Наше произведение, поскольку в нем содержится наука о государстве, будет поэтому попыткой постичь и изобразить государство как нечто разумное внутри себя. В качестве философского сочинения оно должно быть дальше всего от того, чтобы конструировать государство, каким оно должно быть; поучение, которое в нем может содержаться, не может ставить себе целью указать государству, каким оно должно быть: оно может быть лишь указанием того, каким образом государство, этот нравственный универсум, должно быть познано.

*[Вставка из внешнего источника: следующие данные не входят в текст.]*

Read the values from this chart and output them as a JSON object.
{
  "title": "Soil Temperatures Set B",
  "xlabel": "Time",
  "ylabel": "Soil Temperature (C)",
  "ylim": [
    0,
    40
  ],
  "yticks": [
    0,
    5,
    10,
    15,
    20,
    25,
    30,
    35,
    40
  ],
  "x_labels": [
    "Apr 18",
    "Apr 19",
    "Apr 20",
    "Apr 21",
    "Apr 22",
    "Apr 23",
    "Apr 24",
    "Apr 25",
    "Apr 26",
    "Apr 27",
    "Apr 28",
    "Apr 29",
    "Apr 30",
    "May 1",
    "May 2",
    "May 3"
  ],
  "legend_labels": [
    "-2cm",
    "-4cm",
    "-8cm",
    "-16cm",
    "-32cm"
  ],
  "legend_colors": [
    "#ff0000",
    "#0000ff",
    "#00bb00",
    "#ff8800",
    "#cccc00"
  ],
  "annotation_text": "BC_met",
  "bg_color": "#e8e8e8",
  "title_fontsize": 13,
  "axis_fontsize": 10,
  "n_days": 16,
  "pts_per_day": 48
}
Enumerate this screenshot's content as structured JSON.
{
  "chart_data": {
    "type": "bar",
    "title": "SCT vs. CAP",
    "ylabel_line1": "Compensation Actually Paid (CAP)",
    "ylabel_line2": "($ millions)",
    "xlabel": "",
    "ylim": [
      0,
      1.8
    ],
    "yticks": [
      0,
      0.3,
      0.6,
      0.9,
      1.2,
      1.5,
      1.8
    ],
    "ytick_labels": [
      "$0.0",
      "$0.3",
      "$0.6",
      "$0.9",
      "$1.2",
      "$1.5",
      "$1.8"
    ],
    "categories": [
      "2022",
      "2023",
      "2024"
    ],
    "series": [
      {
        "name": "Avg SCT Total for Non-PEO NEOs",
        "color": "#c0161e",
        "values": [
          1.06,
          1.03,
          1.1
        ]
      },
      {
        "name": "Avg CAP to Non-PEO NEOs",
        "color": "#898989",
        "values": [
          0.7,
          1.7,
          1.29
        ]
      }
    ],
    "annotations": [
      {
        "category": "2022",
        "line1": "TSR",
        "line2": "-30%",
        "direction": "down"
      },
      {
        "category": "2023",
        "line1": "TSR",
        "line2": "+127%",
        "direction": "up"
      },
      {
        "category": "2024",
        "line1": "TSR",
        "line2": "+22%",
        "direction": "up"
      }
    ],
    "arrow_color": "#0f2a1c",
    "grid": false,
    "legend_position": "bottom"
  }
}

‘Ιδού Ροδος, ἱδού καἱ τὸ πήδημα
Hic Rhodus, hic saltus.
(Здесь Родос, здесь и прыгай.)
Постичь то, что есть, – вот в чем задача философии, ибо то, что есть, есть разум. Что же касается отдельных людей, то уж, конечно, каждый и без того сын своего времени; таким образом, и философия есть точно так же современная ей эпоха, постигнутая в мышлении. Столь же глупо думать, что какая-либо философия может выйти за пределы современного ей мира, сколь глупо думать, что отдельный индивидуум может перепрыгнуть через свою эпоху, перепрыгнуть через Родос. Если же его теория в самом деле выходит за ее пределы, если он строит себе мир, каким он должен быть, то этот мир, хотя, правда, и существует, однако – только в его мнении; последнее представляет собою мягкий материал, на котором можно запечатлеть все, что угодно.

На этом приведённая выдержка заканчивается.